In realtà, la capacità di comunicazione della mafia è stata e continua ad essere efficacemente realizzata attraverso l’uso spregiudicatamente attento e diffuso del suo potere, sempre ben riconoscibile, con il quale riusciva a rendere la segretezza – oltre che canonica secondo tradizione – folkloristica nell’immaginario collettivo di chi non la viveva da vicino.
Quella dell’organizzazione mafiosa era segretezza realizzata come un fatto assolutamente tecnico, magari da utilizzare per i giudizi civili che in qualche caso bisognava pure affrontare, ma con buona probabilità di vincerli per portare avanti la propria capacità di influenza nella società attraverso un’idea di invincibilità che stava dentro le cose e, potenzialmente, dentro ogni persona. La segretezza della mafia è da sempre interpretabile come una forma evoluta di strategia comunicativa. Per questo risulta addirittura geniale l’incipit della premessa al suo libro, quando Meccia richiama le parole di un uomo come Beppe Viola, dotato di una intelligenza ed una sensibilità che gli impedivano di rimanere dentro i confini di una professione, fosse quella di giornalista sportivo o di cronaca, oppure quella dell’autore, insieme struggente e scanzonato, di testi di canzoni e monologhi di strada. Quelle perle di passione, spesso semplicemente surreale come spesso è la vita, cantate e recitate da un altro grande come Enzo Jannacci, anche lui impossibile da incasellare, tra cardiochirurgia e canzone d’autore, perché anche lui, come altri di quella “scuola”, era incapace di stare sulla terra e dentro la vita perché aveva sempre l’anelito di andare oltre, sempre oltre e di più.

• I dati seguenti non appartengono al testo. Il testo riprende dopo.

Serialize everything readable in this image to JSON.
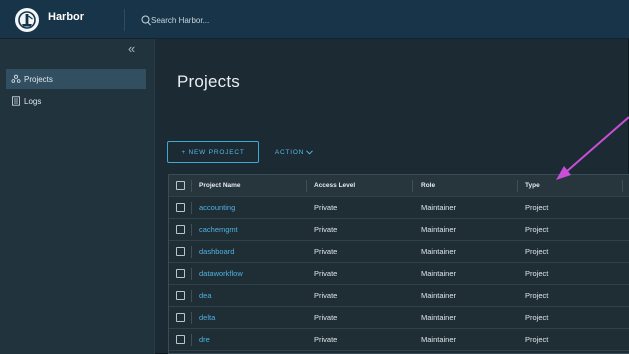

L’autore esplicita, senza alcun ritegno, che non considera ispiratori del suo lavoro i tanti testi sacri della comunicazione sociale, che pure governa con professionale maestria, acuta erudizione e sensibilità culturale. Andrea Meccia scrive all’inizio della sua prefazione, «Quelli che…la mafia non ci risulta», proprio il verso di Beppe Viola cantato da Enzo Jannacci, per poi dichiarare, con la spregiudicata onestà dei grandi autori, che «alla base di questo libro ci sono queste poche parole, apparentemente banali, realmente ironiche, profondamente amare». Un verso, quello di Viola, che descrive la comunicazione e la capacità della mafia di stare nella società, con molta più verità di tanti trattati di mafiologia e interviste a presunti personaggi illuminanti la letteratura sulla mafia.
Sicuramente Andrea Meccia con il suo Mediamafia è riuscito a dimostrare di non avere scritto di mafia perché “è un argomento che tira”, ma solo perché aveva delle cose da dire sull’argomento e anche abbastanza utili ed importanti.